Yannik Morin et Hugo Le Bire sont les deux propriétaires de La Bat Cave. Depuis maintenant une dizaine d’années, une profonde amitié s’est développée entre eux, période durant laquelle ils ont été coéquipiers sur l’équipe nationale de bobsleigh. Cette amitié est bien sûr basée sur des intérêts communs, mais avant tout, sur une passion pour l’entraînement et les performances athlétiques. Durant cette période, ils ont pris des routes parfois différentes pour maintenant se rencontrer avec le même désir : aménager un centre de haute performance athlétique.

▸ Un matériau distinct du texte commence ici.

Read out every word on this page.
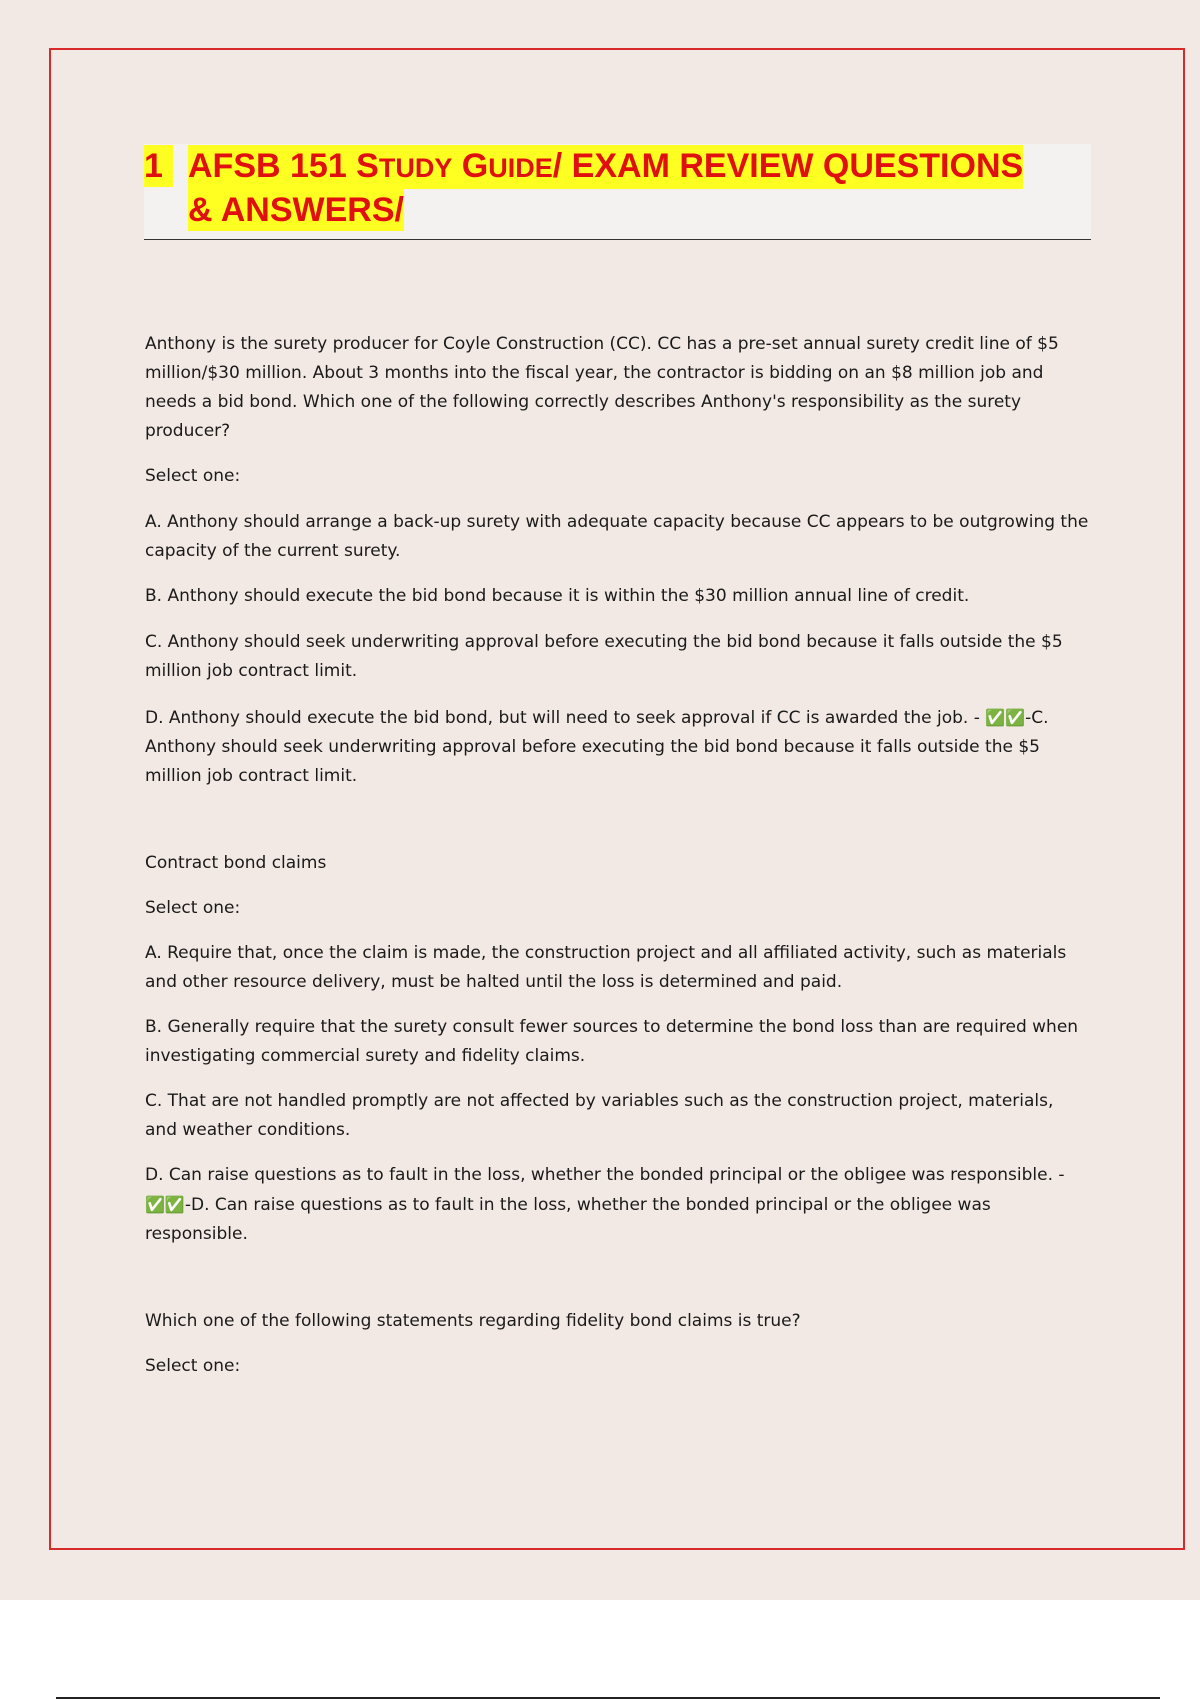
1 AFSB 151 STUDY GUIDE/ EXAM REVIEW QUESTIONS
& ANSWERS/

Anthony is the surety producer for Coyle Construction (CC). CC has a pre-set annual surety credit line of $5 million/$30 million. About 3 months into the fiscal year, the contractor is bidding on an $8 million job and needs a bid bond. Which one of the following correctly describes Anthony's responsibility as the surety producer?

Select one:

A. Anthony should arrange a back-up surety with adequate capacity because CC appears to be outgrowing the capacity of the current surety.

B. Anthony should execute the bid bond because it is within the $30 million annual line of credit.

C. Anthony should seek underwriting approval before executing the bid bond because it falls outside the $5 million job contract limit.

D. Anthony should execute the bid bond, but will need to seek approval if CC is awarded the job. - ✅✅-C. Anthony should seek underwriting approval before executing the bid bond because it falls outside the $5 million job contract limit.

Contract bond claims

Select one:

A. Require that, once the claim is made, the construction project and all affiliated activity, such as materials and other resource delivery, must be halted until the loss is determined and paid.

B. Generally require that the surety consult fewer sources to determine the bond loss than are required when investigating commercial surety and fidelity claims.

C. That are not handled promptly are not affected by variables such as the construction project, materials, and weather conditions.

D. Can raise questions as to fault in the loss, whether the bonded principal or the obligee was responsible. - ✅✅-D. Can raise questions as to fault in the loss, whether the bonded principal or the obligee was responsible.

Which one of the following statements regarding fidelity bond claims is true?

Select one:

Depuis 13 ans déjà Yannik Morin est entraîneur de musculation pour diverses catégories d’athlètes. Copropriétaire de « Sculpture physique », une entreprise se spécialisant dans la perte de poids et le développement de culturistes, discipline où Yannik remporte lui-même un grand succès. Il rafla le titre de Monsieur Univers Naturel (compétition où les athlètes sont testés pour dépistage de drogue et de stéroïdes). À l’image de sa carrière athlétique, le succès professionnel de Yannik l’amène à grossir son entreprise. Il quitte Sculpture physique et fonde sa propre compagnie : « Yannik Morin Performance ». Travaillant au départ à son domicile, l’essors de son entreprise le pousse à louer un local afin de pouvoir servir une plus grande clientèle. Ce goût du risque Yannik le possède depuis son enfance, aillant comme modèle familial un père lui-même entrepreneur; grossir son entreprise est donc pour Yannik dans l’ordre logique des choses.

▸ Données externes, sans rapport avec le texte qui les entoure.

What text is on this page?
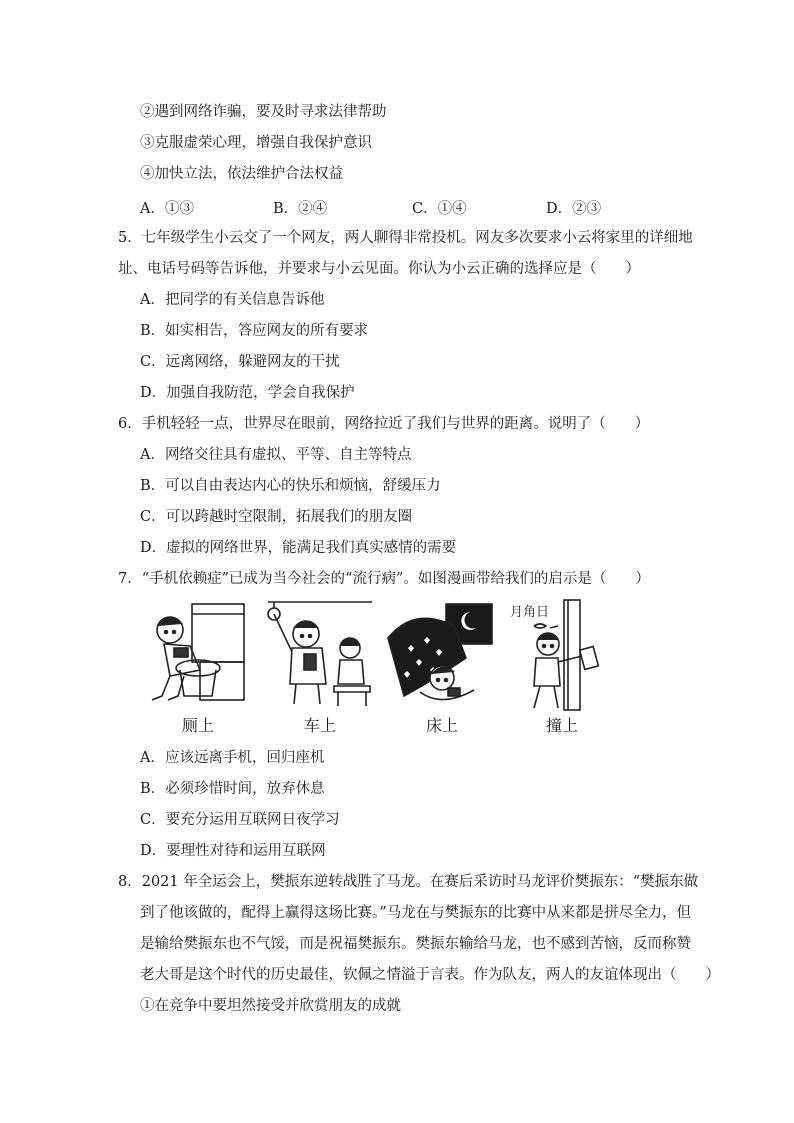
②遇到网络诈骗，要及时寻求法律帮助
③克服虚荣心理，增强自我保护意识
④加快立法，依法维护合法权益
A．①③	B．②④	C．①④	D．②③
5．七年级学生小云交了一个网友，两人聊得非常投机。网友多次要求小云将家里的详细地
址、电话号码等告诉他，并要求与小云见面。你认为小云正确的选择应是（　　）
A．把同学的有关信息告诉他
B．如实相告，答应网友的所有要求
C．远离网络，躲避网友的干扰
D．加强自我防范，学会自我保护
6．手机轻轻一点，世界尽在眼前，网络拉近了我们与世界的距离。说明了（　　）
A．网络交往具有虚拟、平等、自主等特点
B．可以自由表达内心的快乐和烦恼，舒缓压力
C．可以跨越时空限制，拓展我们的朋友圈
D．虚拟的网络世界，能满足我们真实感情的需要
7．“手机依赖症”已成为当今社会的“流行病”。如图漫画带给我们的启示是（　　）
厕上	车上	床上
月角日
撞上
A．应该远离手机，回归座机
B．必须珍惜时间，放弃休息
C．要充分运用互联网日夜学习
D．要理性对待和运用互联网
8．2021 年全运会上，樊振东逆转战胜了马龙。在赛后采访时马龙评价樊振东：“樊振东做
到了他该做的，配得上赢得这场比赛。”马龙在与樊振东的比赛中从来都是拼尽全力，但
是输给樊振东也不气馁，而是祝福樊振东。樊振东输给马龙，也不感到苦恼，反而称赞
老大哥是这个时代的历史最佳，钦佩之情溢于言表。作为队友，两人的友谊体现出（　　）
①在竞争中要坦然接受并欣赏朋友的成就
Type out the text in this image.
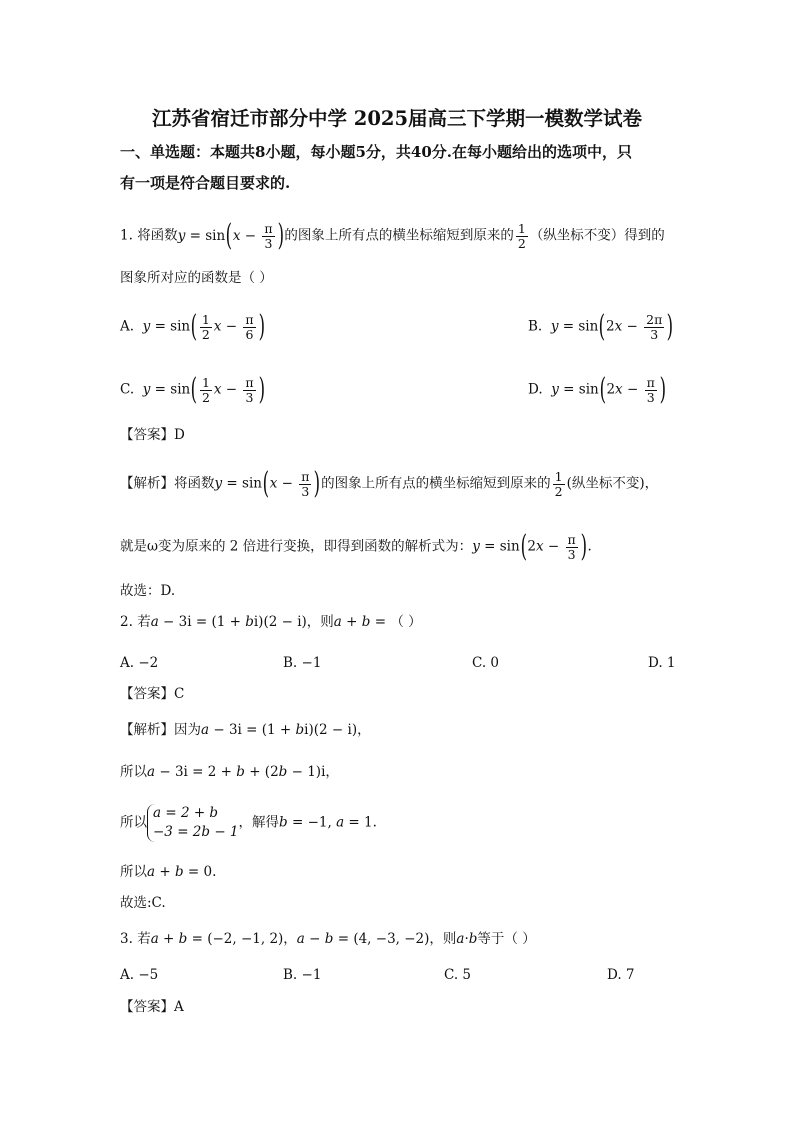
江苏省宿迁市部分中学 2025届高三下学期一模数学试卷
一、单选题：本题共8小题，每小题5分，共40分.在每小题给出的选项中，只
有一项是符合题目要求的.
1. 将函数$y = \sin(x - \frac{\pi}{3}$ )的图象上所有点的横坐标缩短到原来的 $\frac{1}{2}$ （纵坐标不变）得到的
图象所对应的函数是（ ）
A. $y = \sin( \frac{1}{2}$ $x - \frac{\pi}{6}$ )	B. $y = \sin(2x - \frac{2\pi}{3}$ )
C. $y = \sin( \frac{1}{2}$ $x - \frac{\pi}{3}$ )	D. $y = \sin(2x - \frac{\pi}{3}$ )
【答案】D
【解析】将函数$y = \sin(x - \frac{\pi}{3}$ )的图象上所有点的横坐标缩短到原来的 $\frac{1}{2}$ (纵坐标不变)，
就是ω变为原来的 2 倍进行变换，即得到函数的解析式为：$y = \sin(2x - \frac{\pi}{3}$ ).
故选：D.
2. 若a − 3i = (1 + bi)(2 − i)，则a + b = （ ）
A. −2	B. −1	C. 0	D. 1
【答案】C
【解析】因为a − 3i = (1 + bi)(2 − i)，
所以a − 3i = 2 + b + (2b − 1)i，
所以a = 2 + b
−3 = 2b − 1，解得b = −1, a = 1.
所以a + b = 0.
故选:C.
3. 若a + b = (−2, −1, 2)，a − b = (4, −3, −2)，则a·b等于（ ）
A. −5	B. −1	C. 5	D. 7
【答案】A
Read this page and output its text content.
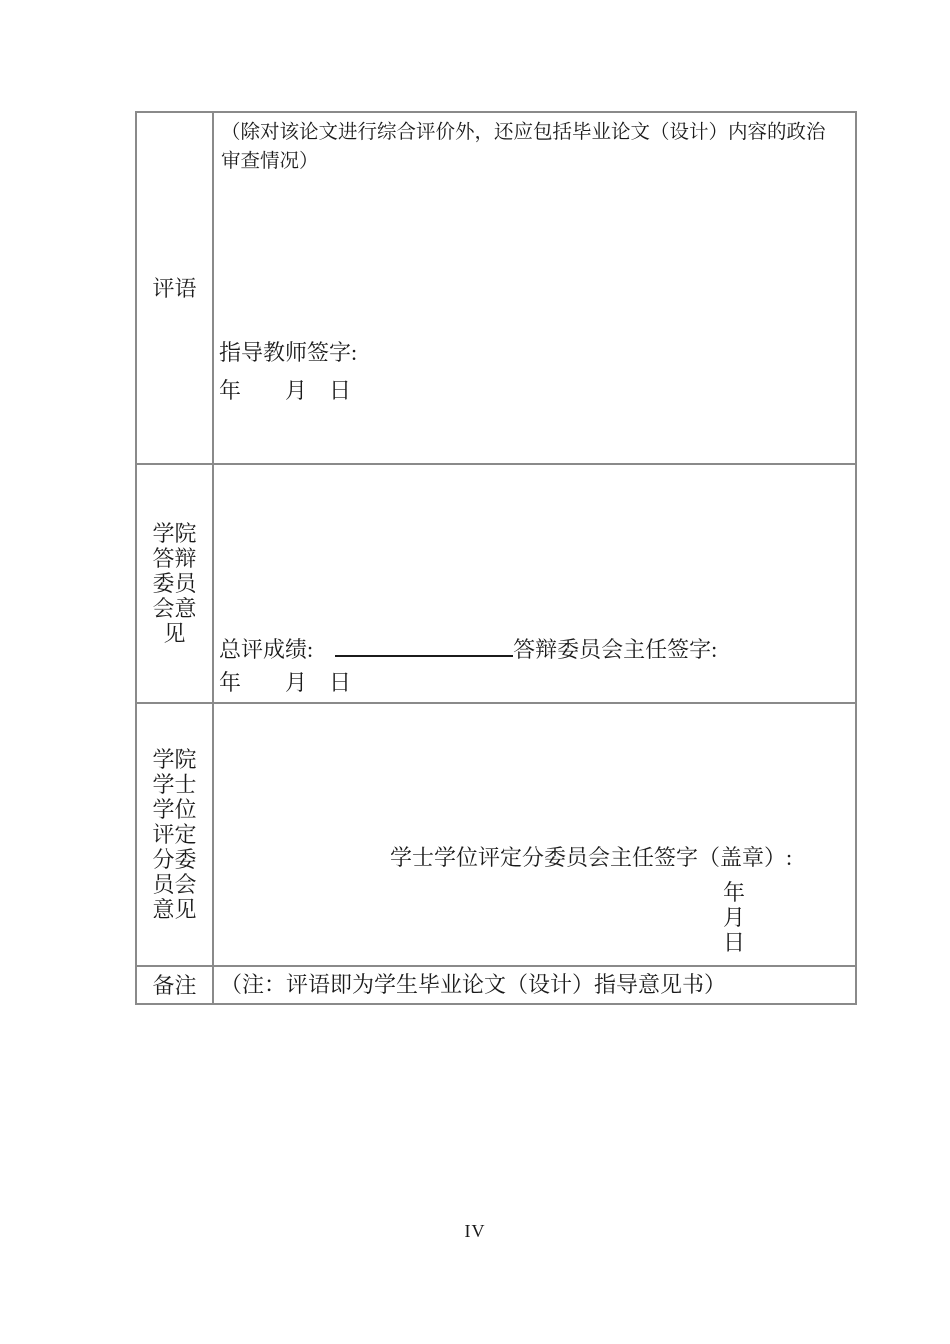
评语
（除对该论文进行综合评价外，还应包括毕业论文（设计）内容的政治审查情况）
指导教师签字:
年　　月　日
学院答辩委员会意见
总评成绩:	答辩委员会主任签字:
年　　月　日
学院学士学位评定分委员会意见
学士学位评定分委员会主任签字（盖章）:
年
月
日
备注 （注：评语即为学生毕业论文（设计）指导意见书）
IV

Tout en poussant sa carrière professionnel vers de nouveaux sommets, il prend un nouveau virage dans sa carrière athlétique en s’entraînant pour devenir membre de l’Équipe Nationale de Bobsleigh. Décidément, le succès lui colle à la peau, car, après seulement trois années au sein de l’équipe, Yannik prend part aux jeux olympiques de Salt Lake city 2002 comme pilote en bobsleigh à deux équipiers.
Ces années passées dans les hautes sphères athlétiques ont su profiter à Yannik. Ayant côtoyé des entraîneurs de grande renommée, ses connaissances du milieu sportif ont fait naître une nouvelle catégorie de client, c’est-à-dire les athlètes de haut niveau et sportifs aguerries. Isl doit donc adapter son local pour pouvoir servir adéquatement cette nouvelle clientèle, mais l’espace restreint dans son local est encore une fois un frein au développement de son entreprise. Il met donc sur pied le projet d’un centre multidisciplinaire ou tous les services connexes à l’entraînement technique des athlètes seront disponibles sous un même toit.

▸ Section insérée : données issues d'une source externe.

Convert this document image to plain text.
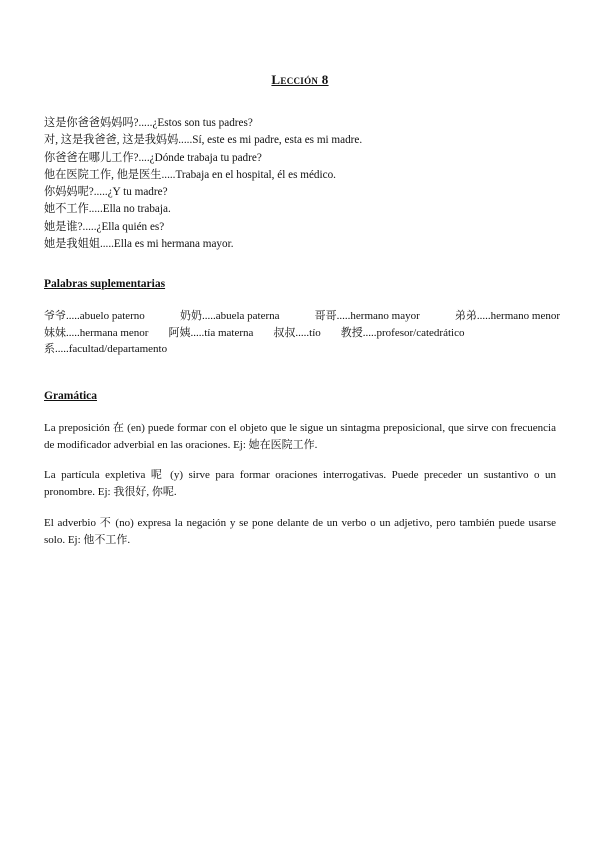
Lección 8
这是你爸爸妈妈吗?.....¿Estos son tus padres?
对, 这是我爸爸, 这是我妈妈.....Sí, este es mi padre, esta es mi madre.
你爸爸在哪儿工作?....¿Dónde trabaja tu padre?
他在医院工作, 他是医生.....Trabaja en el hospital, él es médico.
你妈妈呢?.....¿Y tu madre?
她不工作.....Ella no trabaja.
她是谁?.....¿Ella quién es?
她是我姐姐.....Ella es mi hermana mayor.
Palabras suplementarias
爷爷.....abuelo paterno	奶奶.....abuela paterna	哥哥.....hermano mayor	弟弟.....hermano menor
妹妹.....hermana menor 阿姨.....tía materna 叔叔.....tío 教授.....profesor/catedrático
系.....facultad/departamento
Gramática
La preposición 在 (en) puede formar con el objeto que le sigue un sintagma preposicional, que sirve con frecuencia de modificador adverbial en las oraciones. Ej: 她在医院工作.
La partícula expletiva 呢 (y) sirve para formar oraciones interrogativas. Puede preceder un sustantivo o un pronombre. Ej: 我很好, 你呢.
El adverbio 不 (no) expresa la negación y se pone delante de un verbo o un adjetivo, pero también puede usarse solo. Ej: 他不工作.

Yannik rencontre alors plusieurs intervenants dans le milieu sportif afin de leur présenter son projet, le tout restant sans succès. Mais enfin, l’idée trouve preneur lors d’une rencontre avec son vieil ami et ancien partenaire de bobsleigh Hugo Le Bire. Projet dans lequel les deux partenaires de longue date se lancent à fond.
Le cheminement de Hugo est un atout précieux au développement du projet. Diplômé en science de l’activité physique, il s’intéresse depuis longtemps au sport. Depuis sa jeunesse Hugo pratique l’athlétisme, coureur de 100 mètres et 200 cents mètres Il fonde avec des amis leur propre club d’athlétisme et engage un entraîneur pour suivre leur développement athlétique. Dans la même période, Hugo est lui-même entraîneur d’athlétisme pour les activités para-scolaires de la ville de Laval. La débrouillardise est décidément le mot d’ordre pour ce jeune homme de 17 ans.
C’est à cette période que l’Équipe du Québec de bobsleigh vient recruter Hugo. Il met un terme à ses activités professionnelles pour ce consacrer à ce nouveau défi qu’il pratiquera jusqu’à l’âge de 21 ans.. Durant cette période Hugo entre à l’université et travaille aussi dans des centres de musculation comme entraîneur. L’équipe du Québec de bobsleigh étant dissoute pour manque de fond et de subvention, il retourne à son première amour, le sprint. Du côté professionnel, Hugo prend de nombreuses tâches d’assistant professeur à l’université. Mais un vide reste à combler. C’est en 1997 qu’il décide avec son copain Yannik de s’entraîner à nouveau pour le bobsleigh. Initiative qui sera profitable, puisqu’en 1999 l’équipe nationale leurs ouvre ses portes.
Afin de pouvoir étudier à temps partiel et s’entraîner, Hugo fonde sa propre compagnie d’entraînement privé : Bioforme. Il loue alors un local dans un centre de conditionnement physique où il développe une bonne clientèle. En 2001, une blessure vient ternir son rêve olympique et il est forcé d’abandonner le sport qu’il chérit. Le centre où il oeuvrait annonçant sa fermeture, il prendra le poste de conseiller technique à la Clinique médicale Sanagex.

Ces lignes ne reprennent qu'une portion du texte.